400 grit wet / dry sanding paper on a sanding block with WD-40. That's what I did when I did my head swap, and it worked great. Obviously you need to cover all the critical areas from getting junk in them.
I use these little round scotch-brite pads that mount on a die grinder. They come in different grades from course to ultra fine. They also make this weird looking pad that is used for removing gaskets etc. that will not mar the surface. I have not tried it yet, but see no reason why it would not work.
Yes, you can sand the surfaces, but don't use disks. Use a long flat sanding board or similar tool. Use just a few long strait strokes so that the surface is prepped. Don't remove too much material, aluminum is a soft material and easily damaged. Disks will leave an irregular surface that will not seal well. This is particularly important for cylinder head to block mating surfaces.

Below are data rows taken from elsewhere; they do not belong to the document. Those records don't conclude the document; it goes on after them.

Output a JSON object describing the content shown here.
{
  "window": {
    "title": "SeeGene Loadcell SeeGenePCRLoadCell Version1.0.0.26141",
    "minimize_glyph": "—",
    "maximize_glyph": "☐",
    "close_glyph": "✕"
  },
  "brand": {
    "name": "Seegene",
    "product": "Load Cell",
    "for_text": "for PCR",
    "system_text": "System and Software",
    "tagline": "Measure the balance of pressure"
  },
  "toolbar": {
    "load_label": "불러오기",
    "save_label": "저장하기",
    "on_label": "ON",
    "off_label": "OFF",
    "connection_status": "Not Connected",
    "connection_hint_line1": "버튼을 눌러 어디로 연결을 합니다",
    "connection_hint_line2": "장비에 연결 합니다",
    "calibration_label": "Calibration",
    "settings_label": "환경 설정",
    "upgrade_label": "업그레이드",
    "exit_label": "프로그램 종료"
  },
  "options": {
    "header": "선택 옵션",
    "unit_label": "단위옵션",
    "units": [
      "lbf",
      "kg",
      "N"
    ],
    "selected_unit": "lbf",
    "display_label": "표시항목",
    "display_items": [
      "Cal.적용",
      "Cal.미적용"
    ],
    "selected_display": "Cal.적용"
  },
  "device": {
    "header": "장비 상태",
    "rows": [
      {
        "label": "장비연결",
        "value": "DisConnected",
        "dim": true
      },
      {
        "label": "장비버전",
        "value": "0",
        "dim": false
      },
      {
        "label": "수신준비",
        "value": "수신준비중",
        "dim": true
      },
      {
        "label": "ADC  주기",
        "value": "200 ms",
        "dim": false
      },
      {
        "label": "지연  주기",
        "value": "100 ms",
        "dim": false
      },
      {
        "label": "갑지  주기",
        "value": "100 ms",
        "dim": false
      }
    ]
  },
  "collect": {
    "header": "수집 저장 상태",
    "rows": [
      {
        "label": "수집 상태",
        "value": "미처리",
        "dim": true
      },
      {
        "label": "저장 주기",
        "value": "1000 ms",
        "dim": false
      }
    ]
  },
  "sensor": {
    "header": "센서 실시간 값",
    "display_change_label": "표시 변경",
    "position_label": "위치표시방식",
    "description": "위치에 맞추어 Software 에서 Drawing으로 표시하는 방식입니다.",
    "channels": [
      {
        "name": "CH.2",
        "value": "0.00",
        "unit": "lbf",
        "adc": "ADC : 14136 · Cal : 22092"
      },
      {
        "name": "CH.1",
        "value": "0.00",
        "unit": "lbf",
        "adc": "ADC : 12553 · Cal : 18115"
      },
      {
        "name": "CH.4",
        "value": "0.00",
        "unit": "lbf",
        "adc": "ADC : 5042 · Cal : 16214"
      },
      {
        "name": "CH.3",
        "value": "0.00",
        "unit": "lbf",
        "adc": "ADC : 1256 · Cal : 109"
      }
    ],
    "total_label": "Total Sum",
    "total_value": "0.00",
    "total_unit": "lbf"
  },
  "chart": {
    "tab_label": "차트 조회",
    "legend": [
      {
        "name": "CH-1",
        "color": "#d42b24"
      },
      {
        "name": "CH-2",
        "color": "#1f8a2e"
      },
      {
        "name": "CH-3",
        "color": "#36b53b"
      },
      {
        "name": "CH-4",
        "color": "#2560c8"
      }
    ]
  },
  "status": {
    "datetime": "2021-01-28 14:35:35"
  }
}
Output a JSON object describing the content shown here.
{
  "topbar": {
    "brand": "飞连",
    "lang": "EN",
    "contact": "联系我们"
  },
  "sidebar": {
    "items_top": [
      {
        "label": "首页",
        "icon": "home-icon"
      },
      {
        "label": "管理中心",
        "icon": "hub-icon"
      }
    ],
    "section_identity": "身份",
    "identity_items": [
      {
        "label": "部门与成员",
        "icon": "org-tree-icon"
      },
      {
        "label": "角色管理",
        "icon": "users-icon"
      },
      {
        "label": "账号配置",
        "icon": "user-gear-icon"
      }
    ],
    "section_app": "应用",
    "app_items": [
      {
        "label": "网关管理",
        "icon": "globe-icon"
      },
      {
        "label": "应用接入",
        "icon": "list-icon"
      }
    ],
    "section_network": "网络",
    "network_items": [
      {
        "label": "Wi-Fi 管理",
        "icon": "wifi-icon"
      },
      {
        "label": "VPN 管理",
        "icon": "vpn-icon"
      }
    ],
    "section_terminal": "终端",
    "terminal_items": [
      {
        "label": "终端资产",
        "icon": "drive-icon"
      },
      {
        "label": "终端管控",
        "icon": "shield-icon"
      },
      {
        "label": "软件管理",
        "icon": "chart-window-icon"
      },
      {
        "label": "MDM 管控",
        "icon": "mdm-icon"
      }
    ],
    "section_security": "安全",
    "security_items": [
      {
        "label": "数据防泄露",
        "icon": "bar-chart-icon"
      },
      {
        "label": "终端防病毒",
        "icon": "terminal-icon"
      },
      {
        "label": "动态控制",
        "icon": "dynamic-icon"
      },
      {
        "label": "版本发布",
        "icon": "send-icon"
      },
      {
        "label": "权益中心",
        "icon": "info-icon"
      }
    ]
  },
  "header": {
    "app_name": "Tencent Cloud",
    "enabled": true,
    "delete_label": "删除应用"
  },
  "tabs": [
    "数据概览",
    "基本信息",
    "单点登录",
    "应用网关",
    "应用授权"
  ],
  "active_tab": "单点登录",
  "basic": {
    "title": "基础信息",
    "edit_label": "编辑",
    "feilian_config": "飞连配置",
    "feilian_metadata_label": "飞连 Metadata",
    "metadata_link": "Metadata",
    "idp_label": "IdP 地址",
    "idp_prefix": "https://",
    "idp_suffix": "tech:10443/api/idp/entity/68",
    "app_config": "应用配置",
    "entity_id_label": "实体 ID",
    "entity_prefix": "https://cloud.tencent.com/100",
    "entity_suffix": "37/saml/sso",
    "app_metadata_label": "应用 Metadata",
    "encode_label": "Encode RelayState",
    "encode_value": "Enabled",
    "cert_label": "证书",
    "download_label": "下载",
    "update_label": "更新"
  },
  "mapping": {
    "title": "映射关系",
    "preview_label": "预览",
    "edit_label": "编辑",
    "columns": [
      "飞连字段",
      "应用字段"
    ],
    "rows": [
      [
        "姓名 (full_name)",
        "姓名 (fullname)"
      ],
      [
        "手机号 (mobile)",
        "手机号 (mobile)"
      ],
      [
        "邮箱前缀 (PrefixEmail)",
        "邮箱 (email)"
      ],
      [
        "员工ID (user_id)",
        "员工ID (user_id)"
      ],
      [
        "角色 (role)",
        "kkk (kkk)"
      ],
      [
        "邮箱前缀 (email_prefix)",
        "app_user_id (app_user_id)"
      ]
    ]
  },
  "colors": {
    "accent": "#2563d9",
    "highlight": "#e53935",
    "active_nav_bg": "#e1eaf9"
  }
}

Yes, you can sand the surfaces, but don't use disks. Use a long flat sanding board or similar tool. Use just a few long strait strokes so that the surface is prepped. Don't remove too much material, aluminum is a soft material and easily damaged. Disks will leave an irregular surface that will not seal well. This is particularly important for cylinder head to block mating surfaces.
Roloc discs are not sandpaper. I would not use sandpaper at all. They are scotch-brite style pads and will not distort the surface. They are made for this type of work.

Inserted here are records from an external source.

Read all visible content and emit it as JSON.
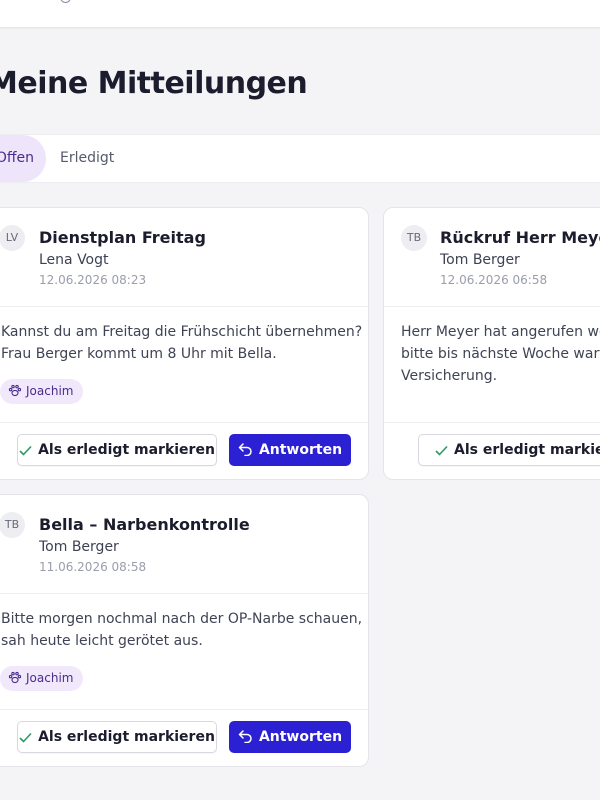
{
  "page": {
    "title": "Meine Mitteilungen"
  },
  "tabs": [
    {
      "label": "Offen",
      "active": true
    },
    {
      "label": "Erledigt",
      "active": false
    }
  ],
  "cards": [
    {
      "initials": "LV",
      "title": "Dienstplan Freitag",
      "author": "Lena Vogt",
      "time": "12.06.2026 08:23",
      "body": [
        "Kannst du am Freitag die Frühschicht übernehmen?",
        "Frau Berger kommt um 8 Uhr mit Bella."
      ],
      "tag": "Joachim",
      "done_label": "Als erledigt markieren",
      "reply_label": "Antworten"
    },
    {
      "initials": "TB",
      "title": "Rückruf Herr Meyer",
      "author": "Tom Berger",
      "time": "12.06.2026 06:58",
      "body": [
        "Herr Meyer hat angerufen weg",
        "bitte bis nächste Woche warte",
        "Versicherung."
      ],
      "done_label": "Als erledigt markiere"
    },
    {
      "initials": "TB",
      "title": "Bella – Narbenkontrolle",
      "author": "Tom Berger",
      "time": "11.06.2026 08:58",
      "body": [
        "Bitte morgen nochmal nach der OP-Narbe schauen,",
        "sah heute leicht gerötet aus."
      ],
      "tag": "Joachim",
      "done_label": "Als erledigt markieren",
      "reply_label": "Antworten"
    }
  ],
  "colors": {
    "accent": "#2b21d3",
    "tag_bg": "#f2e8fc",
    "tag_text": "#4a2c8c",
    "check": "#2e9a63"
  }
}
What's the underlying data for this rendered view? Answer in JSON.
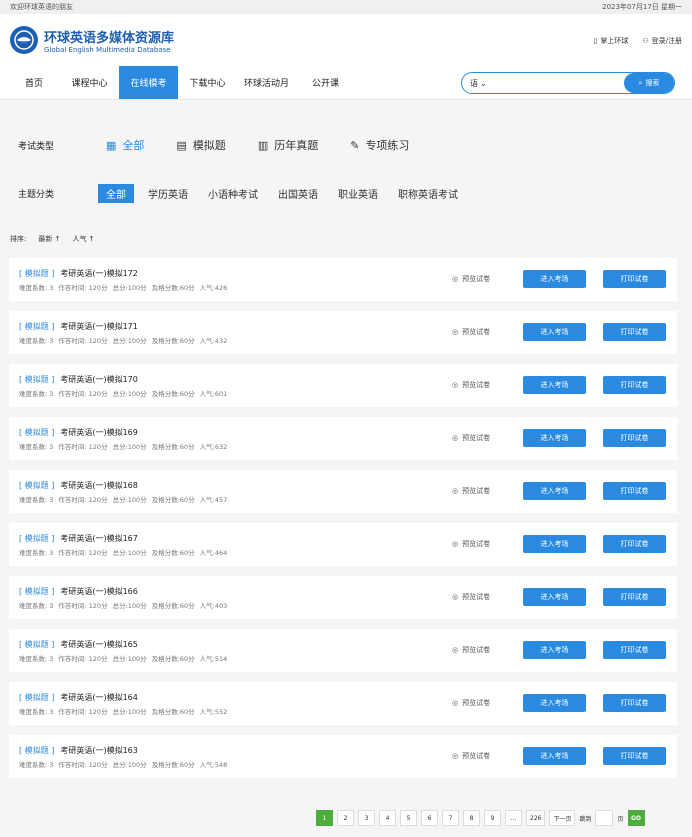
{
  "topbar": {
    "welcome": "欢迎环球英语的朋友",
    "date": "2023年07月17日 星期一"
  },
  "brand": {
    "name_cn": "环球英语多媒体资源库",
    "name_en": "Global English Multimedia Database"
  },
  "header": {
    "mobile_label": "掌上环球",
    "login_label": "登录/注册"
  },
  "nav": {
    "items": [
      "首页",
      "课程中心",
      "在线模考",
      "下载中心",
      "环球活动月",
      "公开课"
    ],
    "active_index": 2
  },
  "search": {
    "select_value": "语",
    "placeholder": "",
    "button_label": "搜索"
  },
  "filters": {
    "type_label": "考试类型",
    "types": [
      "全部",
      "模拟题",
      "历年真题",
      "专项练习"
    ],
    "subject_label": "主题分类",
    "subjects": [
      "全部",
      "学历英语",
      "小语种考试",
      "出国英语",
      "职业英语",
      "职称英语考试"
    ]
  },
  "sort": {
    "label": "排序:",
    "latest": "最新 ↑",
    "popular": "人气 ↑"
  },
  "card_labels": {
    "tag": "[ 模拟题 ]",
    "preview": "预览试卷",
    "enter": "进入考场",
    "print": "打印试卷"
  },
  "exams": [
    {
      "title": "考研英语(一)模拟172",
      "difficulty": "难度系数: 3",
      "time": "作答时间: 120分",
      "total": "总分:100分",
      "pass": "及格分数:60分",
      "popularity": "人气:426"
    },
    {
      "title": "考研英语(一)模拟171",
      "difficulty": "难度系数: 3",
      "time": "作答时间: 120分",
      "total": "总分:100分",
      "pass": "及格分数:60分",
      "popularity": "人气:432"
    },
    {
      "title": "考研英语(一)模拟170",
      "difficulty": "难度系数: 3",
      "time": "作答时间: 120分",
      "total": "总分:100分",
      "pass": "及格分数:60分",
      "popularity": "人气:601"
    },
    {
      "title": "考研英语(一)模拟169",
      "difficulty": "难度系数: 3",
      "time": "作答时间: 120分",
      "total": "总分:100分",
      "pass": "及格分数:60分",
      "popularity": "人气:632"
    },
    {
      "title": "考研英语(一)模拟168",
      "difficulty": "难度系数: 3",
      "time": "作答时间: 120分",
      "total": "总分:100分",
      "pass": "及格分数:60分",
      "popularity": "人气:457"
    },
    {
      "title": "考研英语(一)模拟167",
      "difficulty": "难度系数: 3",
      "time": "作答时间: 120分",
      "total": "总分:100分",
      "pass": "及格分数:60分",
      "popularity": "人气:464"
    },
    {
      "title": "考研英语(一)模拟166",
      "difficulty": "难度系数: 3",
      "time": "作答时间: 120分",
      "total": "总分:100分",
      "pass": "及格分数:60分",
      "popularity": "人气:403"
    },
    {
      "title": "考研英语(一)模拟165",
      "difficulty": "难度系数: 3",
      "time": "作答时间: 120分",
      "total": "总分:100分",
      "pass": "及格分数:60分",
      "popularity": "人气:514"
    },
    {
      "title": "考研英语(一)模拟164",
      "difficulty": "难度系数: 3",
      "time": "作答时间: 120分",
      "total": "总分:100分",
      "pass": "及格分数:60分",
      "popularity": "人气:552"
    },
    {
      "title": "考研英语(一)模拟163",
      "difficulty": "难度系数: 3",
      "time": "作答时间: 120分",
      "total": "总分:100分",
      "pass": "及格分数:60分",
      "popularity": "人气:548"
    }
  ],
  "pagination": {
    "pages": [
      "1",
      "2",
      "3",
      "4",
      "5",
      "6",
      "7",
      "8",
      "9",
      "...",
      "226"
    ],
    "current": "1",
    "next": "下一页",
    "goto_label": "跳到",
    "page_unit": "页",
    "go": "GO"
  },
  "colors": {
    "accent": "#2a8ae0",
    "brand": "#1d5fb3",
    "go_green": "#4cad3c"
  }
}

I would disagree that Roloc discs "will not" distort the surface . Ultimately I believe it's the user that controls all these different methods . If You do use any kind of sanding block or a board with fine sand-paper afixed to it make sure You check and double check that whatever You use is as flat as You can possibly get it first and then be very careful as You can make the surface flatter but You could screw it up . I'm not trying to scare You just make sure You treat this procedure very carefully and You should be fine . With that said I'm not recomendfing 1 procedure or method over another but in Mt experience any kind of blade is very difficult to keep from gouging the aluminum and any kind of power tool can have similar effects not as bad maybe so personally I generally use sandpaper in the range of 400-2000 grit on aluminum.
i'd run it as is. you don't want a mirror smooth sealing surface. you need *some* roughness for the head gasket to "bite" , around 50Ra is the generally accepted number for MLS gaskets.

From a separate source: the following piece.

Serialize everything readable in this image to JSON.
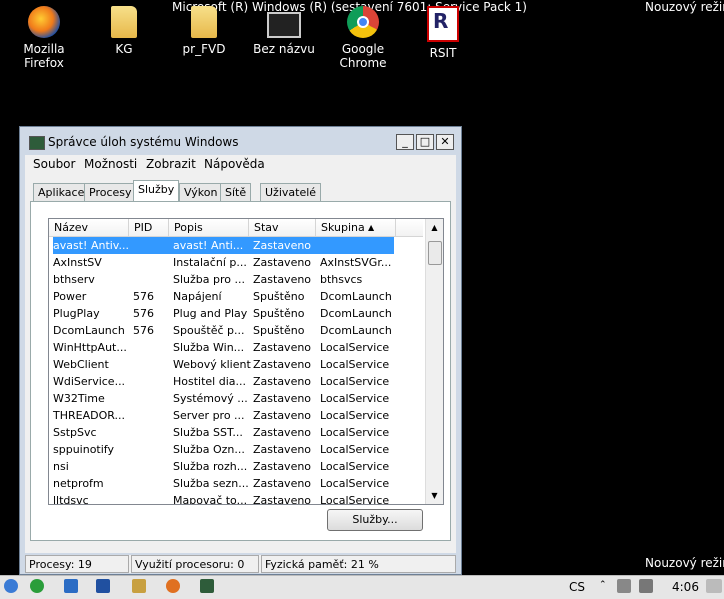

most of the above mentioned methods are gonna marginally improve the surface finish, but probably at the cost of flatness.
copper spray the gaskets and put it together, ATMO
i'd run it as is. you don't want a mirror smooth sealing surface. you need *some* roughness for the head gasket to "bite" , around 50Ra is the generally accepted number for MLS gaskets.
most of the above mentioned methods are gonna marginally improve the surface finish, but probably at the cost of flatness.
copper spray the gaskets and put it together, ATMO
Is it alright to do this while using high boost? Might run 18 to 27lbs of boost
A razor blade and some elbow grease is probable the best way but we used to use this style grinding disk at work on some of the really bad ones; http://www.eastwood.com/bristle-disk...rit-green.html. it's pretty soft but cleaned up great. It's very hard to gouge a surface because the little bristles are only plastic
Roloc discs are not sandpaper. I would not use sandpaper at all. They are scotch-brite style pads and will not distort the surface. They are made for this type of work.
People like you are whats wrong with getting advice from the internet. Roloc disc will **** a surface up, very quick when attached to a die grinder. Please stop talking out of your ***. OP use caution if this is the route you choose to take.
Looking at your block, I wouldn't use anything more that a little degreaser and a scotch-brite pad. There doesn't look to be anything on there worth taking the risk on anything coarser.